Pitching coach Mel Stottlemyre has urged him to simplify in an effort to restore mechanics and confidence.
"Now that I look back, I was overthrowing almost every pitch the last four months," Pettitte said.
He's lowered his ERA from 5.65 to 4.80 in his last three starts, giving up two earned runs in 23 innings.
On Friday, he allowed five hits in eight innings, struck out 11 to reach double digits for the first time in two years and walked three. He started 20 of 32 batters off with strikes.
"The only thing he had to change was going afte hitters and throwing strike one more often," Torre said.
The defending World Series champions, home following a 6-1 West Coast trip, are on their best stretch of the season, winning eight of nine to boost their record to 71-43, the best in the majors.

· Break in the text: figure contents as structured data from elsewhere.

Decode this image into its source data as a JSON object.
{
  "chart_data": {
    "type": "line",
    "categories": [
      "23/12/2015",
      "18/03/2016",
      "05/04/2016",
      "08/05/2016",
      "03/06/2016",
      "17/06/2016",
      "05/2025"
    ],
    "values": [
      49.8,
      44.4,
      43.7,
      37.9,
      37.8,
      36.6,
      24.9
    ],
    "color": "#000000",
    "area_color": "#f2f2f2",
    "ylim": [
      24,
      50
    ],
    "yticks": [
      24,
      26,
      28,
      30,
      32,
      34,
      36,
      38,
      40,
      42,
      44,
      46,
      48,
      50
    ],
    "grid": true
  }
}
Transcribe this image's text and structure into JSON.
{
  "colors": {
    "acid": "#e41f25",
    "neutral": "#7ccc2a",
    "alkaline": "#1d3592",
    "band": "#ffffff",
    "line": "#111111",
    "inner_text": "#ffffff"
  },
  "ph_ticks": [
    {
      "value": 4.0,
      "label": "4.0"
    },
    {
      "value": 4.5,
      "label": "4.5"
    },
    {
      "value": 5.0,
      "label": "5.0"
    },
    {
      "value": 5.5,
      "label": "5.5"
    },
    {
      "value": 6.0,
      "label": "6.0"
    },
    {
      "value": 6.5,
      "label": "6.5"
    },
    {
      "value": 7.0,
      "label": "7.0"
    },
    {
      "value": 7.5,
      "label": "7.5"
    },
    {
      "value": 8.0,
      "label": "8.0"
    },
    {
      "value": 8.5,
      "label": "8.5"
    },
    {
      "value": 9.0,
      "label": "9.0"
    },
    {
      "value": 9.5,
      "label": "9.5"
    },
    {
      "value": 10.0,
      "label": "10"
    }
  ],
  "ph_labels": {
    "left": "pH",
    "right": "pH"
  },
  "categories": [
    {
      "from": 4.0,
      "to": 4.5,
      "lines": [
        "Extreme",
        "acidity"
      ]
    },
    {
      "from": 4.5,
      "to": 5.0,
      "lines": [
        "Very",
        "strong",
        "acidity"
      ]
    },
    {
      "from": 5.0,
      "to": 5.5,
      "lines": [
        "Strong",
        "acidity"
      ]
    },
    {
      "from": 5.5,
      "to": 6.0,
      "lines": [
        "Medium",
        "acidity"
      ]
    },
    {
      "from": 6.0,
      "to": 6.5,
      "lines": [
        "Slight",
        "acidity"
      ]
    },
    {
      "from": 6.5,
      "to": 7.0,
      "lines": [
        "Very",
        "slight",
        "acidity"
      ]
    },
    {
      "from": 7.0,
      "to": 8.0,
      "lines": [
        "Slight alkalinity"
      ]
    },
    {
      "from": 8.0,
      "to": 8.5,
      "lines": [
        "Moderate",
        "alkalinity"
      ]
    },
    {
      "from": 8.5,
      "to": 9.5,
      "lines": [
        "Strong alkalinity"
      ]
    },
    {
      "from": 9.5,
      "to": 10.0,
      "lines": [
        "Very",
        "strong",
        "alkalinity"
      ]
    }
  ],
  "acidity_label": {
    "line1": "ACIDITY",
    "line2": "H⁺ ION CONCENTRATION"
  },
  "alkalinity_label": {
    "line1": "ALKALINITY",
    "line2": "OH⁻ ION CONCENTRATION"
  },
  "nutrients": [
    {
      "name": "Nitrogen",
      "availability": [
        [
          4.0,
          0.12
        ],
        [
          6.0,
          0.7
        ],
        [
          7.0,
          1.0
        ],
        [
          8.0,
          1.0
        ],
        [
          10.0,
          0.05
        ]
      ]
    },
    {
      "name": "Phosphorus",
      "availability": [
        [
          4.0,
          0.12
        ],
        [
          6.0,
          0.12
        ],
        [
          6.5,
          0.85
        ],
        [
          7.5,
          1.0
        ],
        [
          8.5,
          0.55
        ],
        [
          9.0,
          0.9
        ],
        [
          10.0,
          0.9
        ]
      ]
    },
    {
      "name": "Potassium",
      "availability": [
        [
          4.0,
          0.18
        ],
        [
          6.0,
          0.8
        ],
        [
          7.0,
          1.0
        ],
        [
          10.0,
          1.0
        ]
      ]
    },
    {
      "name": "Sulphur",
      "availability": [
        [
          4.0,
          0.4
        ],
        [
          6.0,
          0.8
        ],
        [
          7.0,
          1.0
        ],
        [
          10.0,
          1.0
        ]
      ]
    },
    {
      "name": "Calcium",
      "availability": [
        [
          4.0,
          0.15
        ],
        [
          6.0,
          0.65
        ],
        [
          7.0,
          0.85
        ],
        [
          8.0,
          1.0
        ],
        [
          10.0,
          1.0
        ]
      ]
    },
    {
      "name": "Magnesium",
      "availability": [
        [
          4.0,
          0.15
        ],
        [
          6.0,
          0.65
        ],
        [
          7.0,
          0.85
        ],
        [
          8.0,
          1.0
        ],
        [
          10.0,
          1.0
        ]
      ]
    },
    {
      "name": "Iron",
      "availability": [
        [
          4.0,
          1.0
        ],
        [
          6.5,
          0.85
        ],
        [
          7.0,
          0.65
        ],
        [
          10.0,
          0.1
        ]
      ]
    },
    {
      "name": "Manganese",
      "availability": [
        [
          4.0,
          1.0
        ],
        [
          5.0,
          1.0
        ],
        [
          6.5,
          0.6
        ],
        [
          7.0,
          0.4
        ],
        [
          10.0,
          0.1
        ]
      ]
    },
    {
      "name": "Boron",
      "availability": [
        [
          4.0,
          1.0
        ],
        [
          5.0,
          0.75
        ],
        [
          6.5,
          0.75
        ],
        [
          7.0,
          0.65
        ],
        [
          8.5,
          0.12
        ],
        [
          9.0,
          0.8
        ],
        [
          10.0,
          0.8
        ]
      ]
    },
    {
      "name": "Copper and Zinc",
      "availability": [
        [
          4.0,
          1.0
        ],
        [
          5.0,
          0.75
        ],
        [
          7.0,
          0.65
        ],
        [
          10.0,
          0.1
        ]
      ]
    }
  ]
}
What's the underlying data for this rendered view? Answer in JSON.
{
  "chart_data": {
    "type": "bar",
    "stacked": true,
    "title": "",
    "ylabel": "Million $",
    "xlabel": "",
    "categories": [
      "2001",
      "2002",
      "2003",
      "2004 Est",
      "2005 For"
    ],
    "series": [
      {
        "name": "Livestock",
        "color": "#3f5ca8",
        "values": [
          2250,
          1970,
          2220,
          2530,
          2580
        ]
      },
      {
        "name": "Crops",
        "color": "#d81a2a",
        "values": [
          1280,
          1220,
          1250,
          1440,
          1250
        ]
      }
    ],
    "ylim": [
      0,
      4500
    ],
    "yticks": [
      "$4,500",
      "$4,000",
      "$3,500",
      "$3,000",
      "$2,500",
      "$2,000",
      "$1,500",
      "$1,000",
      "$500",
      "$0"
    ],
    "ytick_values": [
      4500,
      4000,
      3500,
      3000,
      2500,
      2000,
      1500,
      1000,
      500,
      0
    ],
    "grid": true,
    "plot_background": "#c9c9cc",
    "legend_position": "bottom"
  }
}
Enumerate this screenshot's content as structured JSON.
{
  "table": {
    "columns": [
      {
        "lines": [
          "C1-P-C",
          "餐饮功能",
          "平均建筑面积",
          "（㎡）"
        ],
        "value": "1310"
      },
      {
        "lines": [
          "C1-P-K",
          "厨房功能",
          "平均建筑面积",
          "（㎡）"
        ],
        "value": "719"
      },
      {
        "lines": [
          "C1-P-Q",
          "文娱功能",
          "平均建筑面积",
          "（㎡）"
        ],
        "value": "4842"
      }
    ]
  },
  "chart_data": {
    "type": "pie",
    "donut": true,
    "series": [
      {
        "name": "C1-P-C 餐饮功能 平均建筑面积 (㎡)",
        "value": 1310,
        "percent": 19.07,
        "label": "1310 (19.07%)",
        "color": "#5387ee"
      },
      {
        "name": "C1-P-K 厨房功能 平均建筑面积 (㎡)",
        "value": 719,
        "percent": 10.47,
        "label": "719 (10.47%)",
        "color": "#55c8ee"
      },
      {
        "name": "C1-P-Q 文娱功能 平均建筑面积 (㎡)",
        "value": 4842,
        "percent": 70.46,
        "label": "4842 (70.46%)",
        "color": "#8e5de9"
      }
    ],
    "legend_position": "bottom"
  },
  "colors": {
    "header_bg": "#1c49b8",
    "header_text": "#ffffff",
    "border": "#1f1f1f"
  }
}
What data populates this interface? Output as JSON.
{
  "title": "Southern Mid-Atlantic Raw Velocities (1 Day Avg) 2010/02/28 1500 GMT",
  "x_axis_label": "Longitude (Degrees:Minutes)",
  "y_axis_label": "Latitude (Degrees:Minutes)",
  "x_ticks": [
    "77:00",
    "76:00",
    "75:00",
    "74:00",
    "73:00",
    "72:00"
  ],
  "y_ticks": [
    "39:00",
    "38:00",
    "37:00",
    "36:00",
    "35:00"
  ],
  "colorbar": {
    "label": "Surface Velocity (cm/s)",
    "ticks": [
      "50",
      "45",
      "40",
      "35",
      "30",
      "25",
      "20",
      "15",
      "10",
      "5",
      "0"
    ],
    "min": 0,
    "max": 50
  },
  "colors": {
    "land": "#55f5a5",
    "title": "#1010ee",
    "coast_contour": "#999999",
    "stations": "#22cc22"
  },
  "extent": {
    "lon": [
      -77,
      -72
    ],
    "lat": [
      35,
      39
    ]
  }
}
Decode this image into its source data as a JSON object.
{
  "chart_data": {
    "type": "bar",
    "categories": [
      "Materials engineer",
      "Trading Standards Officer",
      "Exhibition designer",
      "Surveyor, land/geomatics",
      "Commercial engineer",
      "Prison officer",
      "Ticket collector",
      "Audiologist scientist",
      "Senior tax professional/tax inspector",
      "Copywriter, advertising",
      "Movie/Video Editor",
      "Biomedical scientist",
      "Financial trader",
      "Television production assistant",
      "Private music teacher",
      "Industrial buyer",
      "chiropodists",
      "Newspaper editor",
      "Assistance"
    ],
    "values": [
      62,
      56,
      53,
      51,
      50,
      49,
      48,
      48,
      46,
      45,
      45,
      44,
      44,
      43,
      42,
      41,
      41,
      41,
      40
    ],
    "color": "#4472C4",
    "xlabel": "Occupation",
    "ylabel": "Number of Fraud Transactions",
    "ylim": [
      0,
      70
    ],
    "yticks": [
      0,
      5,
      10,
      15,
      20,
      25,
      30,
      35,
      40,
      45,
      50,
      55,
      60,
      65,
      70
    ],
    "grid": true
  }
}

The Yankees batted around three times.
"I don't think Friday the 13th had anything to do with it," Twins manager Tom Kelly said. "We just stunk."
Bernie Williams and Luis Sojo hit two-run homers in a six-run third against LaTroy Hawkins (8-9).
Williams went 3-for-4 with three RBIs and is hitting .512 in August (21-for-41) with six homers and 25 RBIs, raising his average from .333 to .354.
"That's what sets him apart from a lot of other players," Torre said, "the numbers he can put up in a short period of time."
Derek Jeter went 3-for-5, also lifting his average to .354, and Knoblauch went 3-for-6, connecting off Benj Sampson in the sixth for his third career slam.
Hawkins, who had won a career-best five straight decisions coming in, was rocked for nine runs and 12 hits in 3 1-3 innings. It was the most runs off him in 89 career starts and matched the most hits.
After giving up a pair of homers that raised his season total to 20, Hawkins blamed plate umpire Mike Reilly.
"They should call a strike a strike when you throw the ball over the plate," Hawkins said. "I don't care who's up there just because it's the Yankees? I don't care. I don't want to think about it. They've got an advantage."
New York took a 6-0 lead in the third on Paul O'Neill's two-run double, Williams' 21st homer and Sojo's second in 83 at-bats this season.
Sojo started at third because Scott Brosius left the ballpark before the game. Brosius' father, who has cancer, apparently took a turn for the worse.
"It's tough," Sojo said. "Like I say all the time, I have to be ready whenever they need me."